Hitting rewind to predict multi-step chemical reactions
Have you ever only caught the end of a TV show and wondered how the story progressed to that ending? In a similar way, chemists often have a desired molecule in mind and wonder what kind of reaction could produce it. Researchers in the Maeda Group at the Institute for Chemical Reaction Design and Discovery (ICReDD) and Hokkaido University developed a method that can predict the “story” (i.e., the starting materials and reaction paths) of multi-step chemical reactions using only information about the “ending” (i.e., the product molecules).
Predicting the recipe for a target product molecule, with no other knowledge than the molecule itself, would be a powerful tool for accelerating the discovery of new reactions. The Maeda group previously developed a computational method that succeeded in predicting single step reactions in this way. However, expanding to multi-step reactions leads to a dramatic increase in the number of possible reaction pathways — what is known as combinatorial explosion. This sharp increase in complexity results in prohibitively high calculation costs.
To overcome this limitation, researchers developed an algorithm that reduces the number of paths that need to be explored by discarding less viable paths at each step in the reaction. After calculating all possible paths for one step backward in the reaction, a kinetic analysis method evaluates how well each path produces the target molecule. Reaction paths that do not yield the target molecule above a pre-set threshold percentage are deemed not significant enough, and are not explored further.

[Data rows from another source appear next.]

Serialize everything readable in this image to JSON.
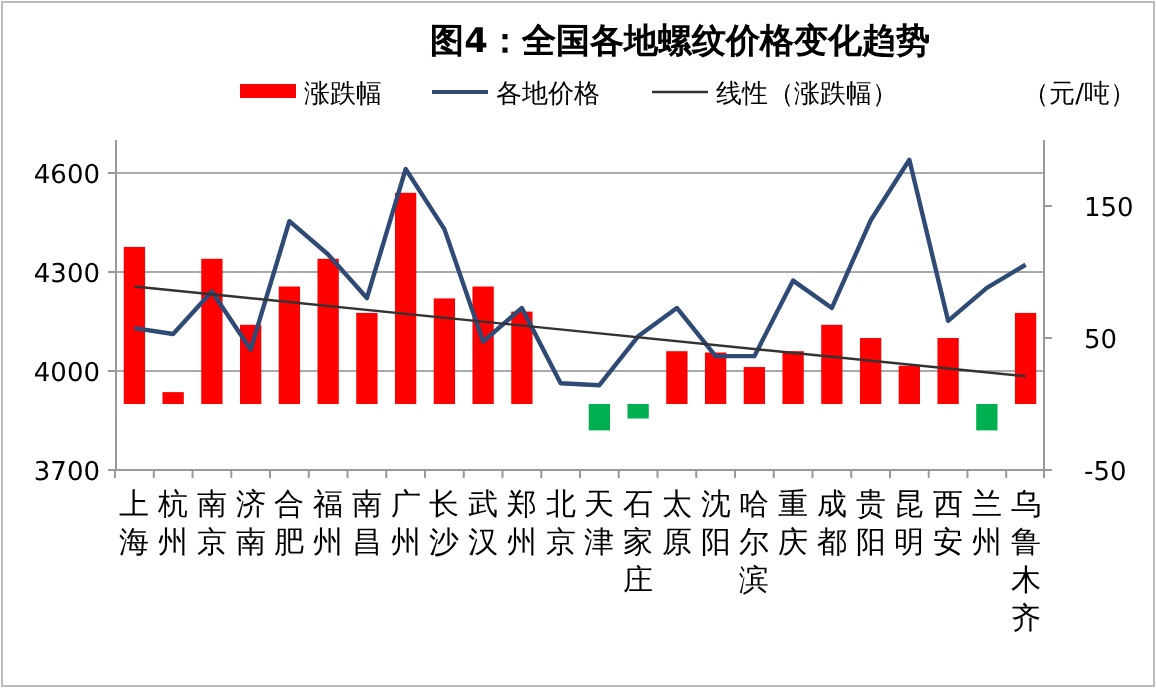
{
  "chart_data": {
    "type": "bar",
    "title": "图4：全国各地螺纹价格变化趋势",
    "annotations": [
      "（元/吨）"
    ],
    "categories": [
      "上海",
      "杭州",
      "南京",
      "济南",
      "合肥",
      "福州",
      "南昌",
      "广州",
      "长沙",
      "武汉",
      "郑州",
      "北京",
      "天津",
      "石家庄",
      "太原",
      "沈阳",
      "哈尔滨",
      "重庆",
      "成都",
      "贵阳",
      "昆明",
      "西安",
      "兰州",
      "乌鲁木齐"
    ],
    "series": [
      {
        "name": "涨跌幅",
        "axis": "y2",
        "color": "#ff0000",
        "colors": [
          "#ff0000",
          "#ff0000",
          "#ff0000",
          "#ff0000",
          "#ff0000",
          "#ff0000",
          "#ff0000",
          "#ff0000",
          "#ff0000",
          "#ff0000",
          "#ff0000",
          "#ff0000",
          "#00b050",
          "#00b050",
          "#ff0000",
          "#ff0000",
          "#ff0000",
          "#ff0000",
          "#ff0000",
          "#ff0000",
          "#ff0000",
          "#ff0000",
          "#00b050",
          "#ff0000"
        ],
        "values": [
          119,
          9,
          110,
          60,
          89,
          110,
          69,
          160,
          80,
          89,
          70,
          0,
          -20,
          -11,
          40,
          39,
          28,
          40,
          60,
          50,
          29,
          50,
          -20,
          69
        ]
      },
      {
        "name": "各地价格",
        "type": "line",
        "color": "#2e4a75",
        "values": [
          4130,
          4112,
          4241,
          4065,
          4454,
          4353,
          4221,
          4612,
          4430,
          4089,
          4191,
          3963,
          3957,
          4105,
          4191,
          4045,
          4045,
          4274,
          4191,
          4456,
          4640,
          4152,
          4252,
          4322
        ]
      },
      {
        "name": "线性（涨跌幅）",
        "type": "line",
        "axis": "y2",
        "color": "#333333",
        "x": [
          "上海",
          "乌鲁木齐"
        ],
        "values": [
          89,
          21
        ]
      }
    ],
    "ylim": [
      3700,
      4700
    ],
    "yticks": [
      3700,
      4000,
      4300,
      4600
    ],
    "y2lim": [
      -50,
      200
    ],
    "y2ticks": [
      -50,
      50,
      150
    ],
    "grid": "y",
    "legend": "top",
    "marker": "none",
    "line_style": "solid"
  }
}
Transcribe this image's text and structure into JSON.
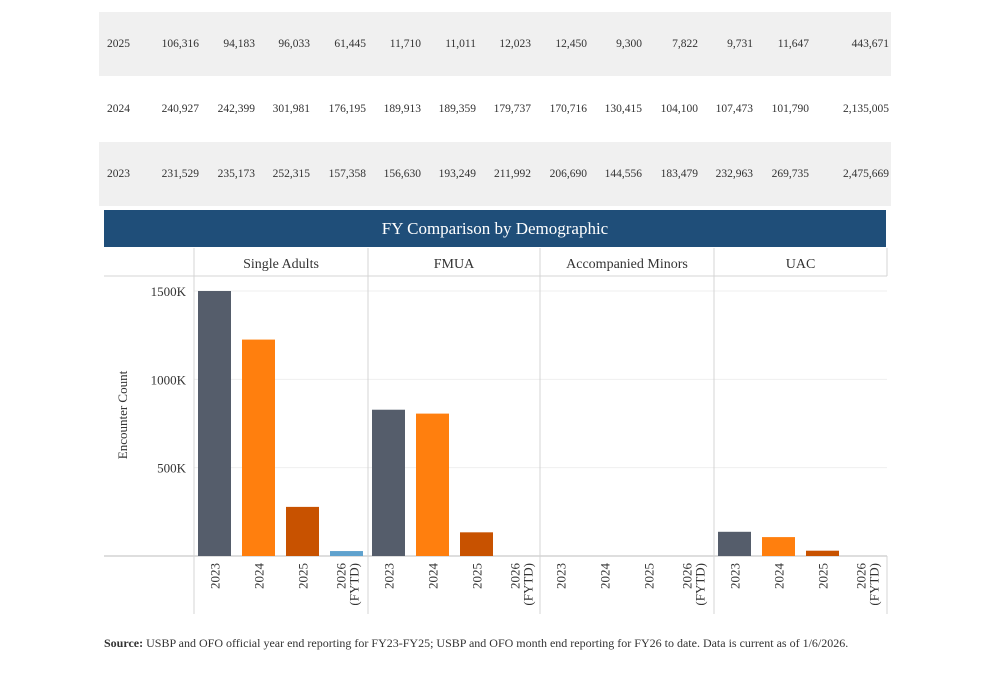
{
  "table": {
    "rows": [
      {
        "year": "2025",
        "values": [
          "106,316",
          "94,183",
          "96,033",
          "61,445",
          "11,710",
          "11,011",
          "12,023",
          "12,450",
          "9,300",
          "7,822",
          "9,731",
          "11,647",
          "443,671"
        ]
      },
      {
        "year": "2024",
        "values": [
          "240,927",
          "242,399",
          "301,981",
          "176,195",
          "189,913",
          "189,359",
          "179,737",
          "170,716",
          "130,415",
          "104,100",
          "107,473",
          "101,790",
          "2,135,005"
        ]
      },
      {
        "year": "2023",
        "values": [
          "231,529",
          "235,173",
          "252,315",
          "157,358",
          "156,630",
          "193,249",
          "211,992",
          "206,690",
          "144,556",
          "183,479",
          "232,963",
          "269,735",
          "2,475,669"
        ]
      }
    ]
  },
  "chart_data": {
    "type": "bar",
    "title": "FY Comparison by Demographic",
    "ylabel": "Encounter Count",
    "ylim": [
      0,
      1500000
    ],
    "yticks": [
      {
        "value": 500000,
        "label": "500K"
      },
      {
        "value": 1000000,
        "label": "1000K"
      },
      {
        "value": 1500000,
        "label": "1500K"
      }
    ],
    "categories": [
      "2023",
      "2024",
      "2025",
      "2026 (FYTD)"
    ],
    "category_colors": [
      "#555d6b",
      "#ff7f0e",
      "#c85200",
      "#5fa2ce"
    ],
    "panels": [
      {
        "name": "Single Adults",
        "values": [
          1500000,
          1225000,
          278000,
          28000
        ]
      },
      {
        "name": "FMUA",
        "values": [
          828000,
          806000,
          134000,
          0
        ]
      },
      {
        "name": "Accompanied Minors",
        "values": [
          0,
          0,
          0,
          0
        ]
      },
      {
        "name": "UAC",
        "values": [
          137000,
          107000,
          30000,
          0
        ]
      }
    ],
    "grid": true
  },
  "source": {
    "label": "Source:",
    "text": " USBP and OFO official year end reporting for FY23-FY25; USBP and OFO month end reporting for FY26 to date. Data is current as of 1/6/2026."
  }
}
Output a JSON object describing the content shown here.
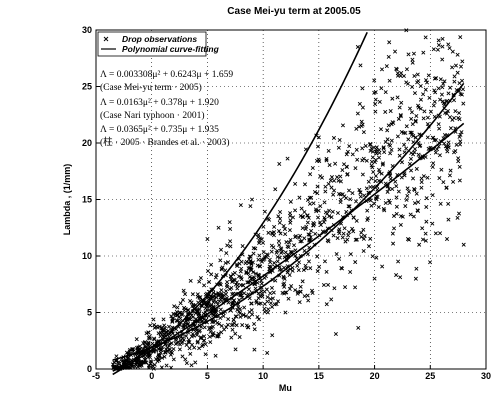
{
  "chart_data": {
    "type": "scatter",
    "title": "Case Mei-yu term at 2005.05",
    "xlabel": "Mu",
    "ylabel": "Lambda , (1/mm)",
    "xlim": [
      -5,
      30
    ],
    "ylim": [
      0,
      30
    ],
    "xticks": [
      -5,
      0,
      5,
      10,
      15,
      20,
      25,
      30
    ],
    "yticks": [
      0,
      5,
      10,
      15,
      20,
      25,
      30
    ],
    "grid": true,
    "legend": {
      "location": "top-left",
      "entries": [
        {
          "label": "Drop observations",
          "marker": "x"
        },
        {
          "label": "Polynomial curve-fitting",
          "marker": "line"
        }
      ]
    },
    "annotations": [
      "Λ = 0.003308μ² + 0.6243μ + 1.659",
      "(Case Mei-yu term · 2005)",
      "Λ = 0.0163μ² + 0.378μ + 1.920",
      "(Case Nari typhoon · 2001)",
      "Λ = 0.0365μ² + 0.735μ + 1.935",
      "(柱 · 2005 · Brandes et al. · 2003)"
    ],
    "fits": [
      {
        "label": "Case Mei-yu term 2005",
        "coefficients": [
          0.003308,
          0.6243,
          1.659
        ],
        "x_range": [
          -3.5,
          28
        ]
      },
      {
        "label": "Case Nari typhoon 2001",
        "coefficients": [
          0.0163,
          0.378,
          1.92
        ],
        "x_range": [
          -3.5,
          28
        ]
      },
      {
        "label": "Brandes et al. 2003",
        "coefficients": [
          0.0365,
          0.735,
          1.935
        ],
        "x_range": [
          -3.5,
          28
        ]
      }
    ],
    "scatter_summary": {
      "marker": "x",
      "point_count": 1600,
      "x_range": [
        -3.5,
        28
      ],
      "center_relation": [
        0.007,
        0.62,
        1.75
      ],
      "outliers": [
        {
          "x": 18.5,
          "y": 28.5
        },
        {
          "x": 8.0,
          "y": 14.5
        },
        {
          "x": 9.0,
          "y": 15.0
        },
        {
          "x": 5.0,
          "y": 11.5
        },
        {
          "x": 6.0,
          "y": 12.5
        },
        {
          "x": 7.0,
          "y": 13.0
        },
        {
          "x": 23.0,
          "y": 11.5
        },
        {
          "x": 24.0,
          "y": 11.0
        },
        {
          "x": 25.5,
          "y": 12.0
        },
        {
          "x": 26.5,
          "y": 11.5
        },
        {
          "x": 28.0,
          "y": 11.0
        },
        {
          "x": 22.0,
          "y": 26.5
        },
        {
          "x": 21.0,
          "y": 24.5
        },
        {
          "x": 15.0,
          "y": 20.5
        },
        {
          "x": 12.0,
          "y": 5.0
        },
        {
          "x": 14.0,
          "y": 6.5
        },
        {
          "x": 20.0,
          "y": 8.0
        },
        {
          "x": 17.5,
          "y": 19.0
        }
      ]
    }
  }
}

This cycle of exploring, evaluating, and discarding reaction paths is repeated for each step backward in a multi-step reaction and mitigates the combinatorial explosion that would normally occur, making multi-step reactions more feasible to calculate. Previous methods were limited to single step reactions, whereas this new method was able to predict reactions that involved more than 6 steps, marking a major jump in capability.
As a proof-of-concept test, researchers tested the method on two well-known multi-step reactions, the Strecker and Passerini reactions. Thousands of starting material candidates were proposed for each reaction, which were filtered to the most promising candidates based on stability and product yield. Critically, among the proposed candidates were the well-known starting materials for each reaction, confirming the ability of the technique to identify experimentally viable starting materials from just the target product molecule.
Although further work is required to enable predicting even larger and more complex systems, researchers anticipate that this breakthrough in handling multi-step processes will accelerate the discovery of novel chemical reactions.
“This work provides a unique approach, as it is the first time performing reverse predictions of multi-step reactions using quantum chemical computations is possible without using any knowledge or data about the reaction,” said Professor Satoshi Maeda. “We expect this technique will enable the discovery of entirely unimagined chemical transformations, in which case there is little knowledge or experimental data to use.”